Deux superbes
Satans et une Diablesse, non
moins extraordinaire, ont la nuit dernière monté l'escalier
mystérieux par où l'Enfer donne assaut à la faiblesse de l'homme qui
dort, et communique en secret avec lui. Et ils sont venus se poser
glorieusement devant moi, debout comme sur une estrade. Une splendeur
sulfureuse émanait de ces trois personnages, qui se détachaient ainsi
du fond opaque de la nuit. Ils avaient l'air si fier et si plein de
domination, que je les pris d'abord tous les trois pour de vrais Dieux.
Le visage du premier Satan était d'un sexe ambigu, et il avait aussi,
dans les lignes de son corps, la mollesse des anciens Bacchus. Ses
beaux yeux languissants, d'une couleur ténébreuse et indécise, ressemblaient
à des violettes chargées encore des lourds pleurs de l'orage, et ses
lèvres entr'ouvertes à des cassolettes chaudes, d'où s'exhalait la
bonne odeur d'une parfumerie ; et à chaque fois qu'il soupirait, des
insectes musqués s'illuminaient, en voletant, aux ardeurs de son souffle.
Autour de sa tunique de pourpre était roulé, en manière de ceinture,
un serpent chatoyant qui, la tête relevée, tournait langoureusement
vers lui ses yeux de braise. A cette ceinture vivante étaient suspendus,
alternant avec des fioles pleines de liqueurs sinistres, de brillants
couteaux et des instruments de chirurgie. Dans sa main droite il tenait
une autre fiole dont le contenu était d'un rouge lumineux, et qui
portait pour étiquette ces mots bizarres : «Buvez, ceci est mon sang,
un parfait cordial ; » dans la gauche, un violon qui lui servait sans
doute à chanter ses plaisirs et ses douleurs, et à répandre la contagion
de sa folie dans les nuits de sabbat.
A ses chevilles délicates traînaient quelques anneaux d'une chaîne
d'or rompue, et quand la gêne qui en résultait le forçait à baisser
les yeux vers la terre, il contemplait vaniteusement les ongles de
ses pieds, brillants et polis comme des pierres bien travaillées.

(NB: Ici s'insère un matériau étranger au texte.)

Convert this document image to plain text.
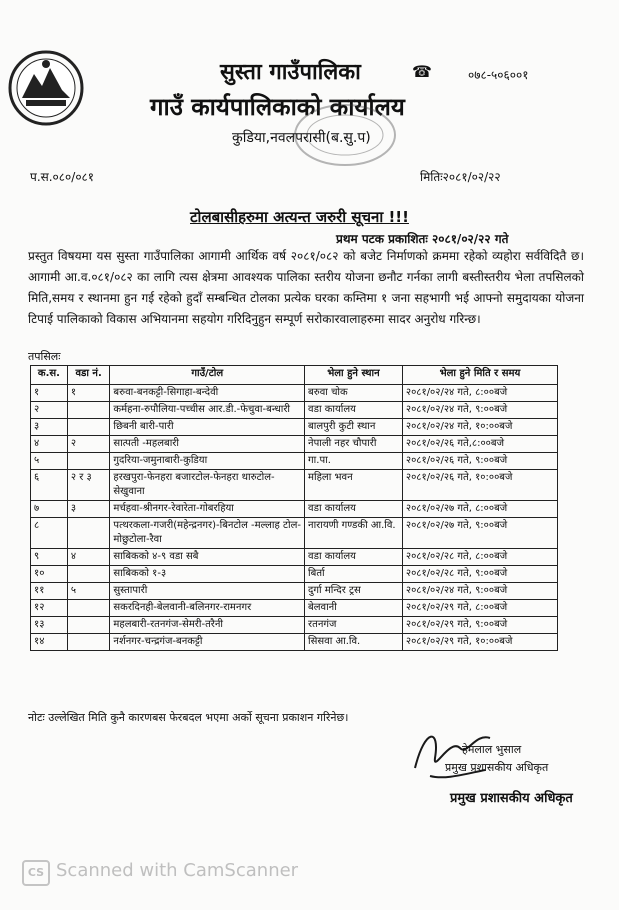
सुस्ता गाउँपालिका	☎	०७८-५०६००१
गाउँ कार्यपालिकाको कार्यालय
कुडिया,नवलपरासी(ब.सु.प)
प.स.०८०/०८१	मितिः२०८१/०२/२२
टोलबासीहरुमा अत्यन्त जरुरी सूचना !!!
प्रथम पटक प्रकाशितः २०८१/०२/२२ गते
प्रस्तुत विषयमा यस सुस्ता गाउँपालिका आगामी आर्थिक वर्ष २०८१/०८२ को बजेट निर्माणको क्रममा रहेको व्यहोरा सर्वविदितै छ। आगामी आ.व.०८१/०८२ का लागि त्यस क्षेत्रमा आवश्यक पालिका स्तरीय योजना छनौट गर्नका लागी बस्तीस्तरीय भेला तपसिलको मिति,समय र स्थानमा हुन गई रहेको हुदाँ सम्बन्धित टोलका प्रत्येक घरका कम्तिमा १ जना सहभागी भई आफ्नो समुदायका योजना टिपाई पालिकाको विकास अभियानमा सहयोग गरिदिनुहुन सम्पूर्ण सरोकारवालाहरुमा सादर अनुरोध गरिन्छ।
तपसिलः
क.स.	वडा नं.	गाउँ/टोल	भेला हुने स्थान	भेला हुने मिति र समय
१	१	बरुवा-बनकट्टी-सिगाहा-बन्देवी	बरुवा चोक	२०८१/०२/२४ गते, ८:००बजे
२		कर्महना-रुपौलिया-पच्चीस आर.डी.-फेचुवा-बन्धारी	वडा कार्यालय	२०८१/०२/२४ गते, ९:००बजे
३		छिबनी बारी-पारी	बालपुरी कुटी स्थान	२०८१/०२/२४ गते, १०:००बजे
४	२	सात्पती -महलबारी	नेपाली नहर चौपारी	२०८१/०२/२६ गते,८:००बजे
५		गुदरिया-जमुनाबारी-कुडिया	गा.पा.	२०८१/०२/२६ गते, ९:००बजे
६	२ र ३	हरखपुरा-फेनहरा बजारटोल-फेनहरा थारुटोल- सेखुवाना	महिला भवन	२०८१/०२/२६ गते, १०:००बजे
७	३	मर्चहवा-श्रीनगर-रेवारेता-गोबरहिया	वडा कार्यालय	२०८१/०२/२७ गते, ८:००बजे
८		पत्थरकला-गजरी(महेन्द्रनगर)-बिनटोल -मल्लाह टोल-मोछुटोला-रैवा	नारायणी गण्डकी आ.वि.	२०८१/०२/२७ गते, ९:००बजे
९	४	साबिकको ४-९ वडा सबै	वडा कार्यालय	२०८१/०२/२८ गते, ८:००बजे
१०		साबिकको १-३	बिर्ता	२०८१/०२/२८ गते, ९:००बजे
११	५	सुस्तापारी	दुर्गा मन्दिर ट्रस	२०८१/०२/२४ गते, ९:००बजे
१२		सकरदिनही-बेलवानी-बलिनगर-रामनगर	बेलवानी	२०८१/०२/२९ गते, ८:००बजे
१३		महलबारी-रतनगंज-सेमरी-तरैनी	रतनगंज	२०८१/०२/२९ गते, ९:००बजे
१४		नर्शनगर-चन्द्रगंज-बनकट्टी	सिसवा आ.वि.	२०८१/०२/२९ गते, १०:००बजे
नोटः उल्लेखित मिति कुनै कारणबस फेरबदल भएमा अर्को सूचना प्रकाशन गरिनेछ।
हेमलाल भुसाल
प्रमुख प्रशासकीय अधिकृत
प्रमुख प्रशासकीय अधिकृत
CS Scanned with CamScanner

Il me regarda avec ses yeux inconsolablement navrés, d'où s'écoulait
une insidieuse ivresse, et il me dit d'une voix chantante : «Si tu
veux, si tu veux, je te ferai le seigneur des âmes, et tu seras le
maître de la matière vivante, plus encore que le sculpteur peut l'être
de l'argile; et tu connaîtras le plaisir, sans cesse renaissant, de
sortir de toi-même pour t'oublier dans autrui, et d'attirer les autres
âmes jusqu'à les confondre avec la tienne. »

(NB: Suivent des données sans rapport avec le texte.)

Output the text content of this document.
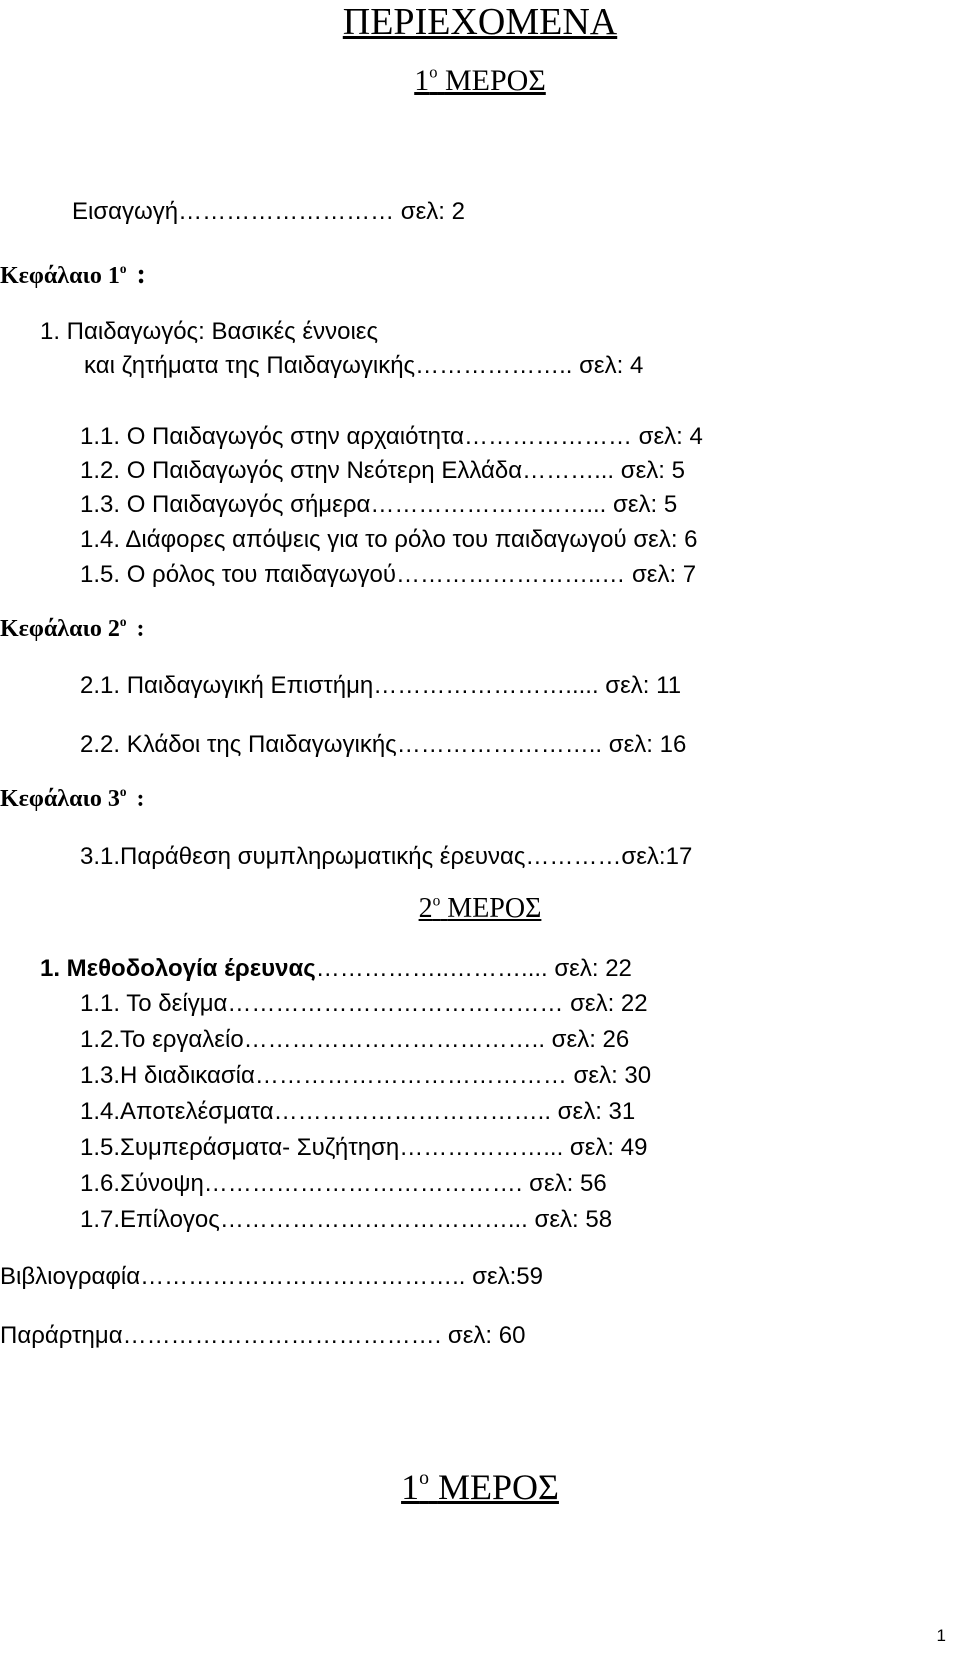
ΠΕΡΙΕΧΟΜΕΝΑ
$1^o$ ΜΕΡΟΣ
Εισαγωγή……………………… σελ: 2
Κεφάλαιο $1^o$ :
1. Παιδαγωγός: Βασικές έννοιες
και ζητήματα της Παιδαγωγικής……………….. σελ: 4
1.1. Ο Παιδαγωγός στην αρχαιότητα………………… σελ: 4
1.2. Ο Παιδαγωγός στην Νεότερη Ελλάδα………... σελ: 5
1.3. Ο Παιδαγωγός σήμερα………………………... σελ: 5
1.4. Διάφορες απόψεις για το ρόλο του παιδαγωγού σελ: 6
1.5. Ο ρόλος του παιδαγωγού……………………..… σελ: 7
Κεφάλαιο $2^o$ :
2.1. Παιδαγωγική Επιστήμη……………………..... σελ: 11
2.2. Κλάδοι της Παιδαγωγικής…………………….. σελ: 16
Κεφάλαιο $3^o$ :
3.1.Παράθεση συμπληρωματικής έρευνας…………σελ:17
$2^o$ ΜΕΡΟΣ
1. Μεθοδολογία έρευνας……………..……….... σελ: 22
1.1. Το δείγμα…………………………………… σελ: 22
1.2.Το εργαλείο……………………………….. σελ: 26
1.3.Η διαδικασία………………………………… σελ: 30
1.4.Αποτελέσματα…………………………….. σελ: 31
1.5.Συμπεράσματα- Συζήτηση………………... σελ: 49
1.6.Σύνοψη…………………………………. σελ: 56
1.7.Επίλογος………………………………... σελ: 58
Βιβλιογραφία………………………………….. σελ:59
Παράρτημα…………………………………. σελ: 60
$1^o$ ΜΕΡΟΣ
1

Et je lui répondis : «Grand merci! je n'ai que faire de cette pacotille
d'êtres qui, sans doute, ne valent pas mieux que mon pauvre moi. Bien
que j'aie quelque honte à me souvenir, je ne veux rien oublier; et
quand même je ne te connaîtrais pas, vieux monstre, ta mystérieuse
coutellerie, tes fioles équivoques, les chaînes dont tes pieds sont
empêtrés, sont des symboles qui expliquent assez clairement les inconvénients
de ton amitié. Garde tes présents.»
Le second Satan n'avait ni cet air à la fois tragique et souriant,
ni ces belles manières insinuantes, ni cette beauté délicate et parfumée.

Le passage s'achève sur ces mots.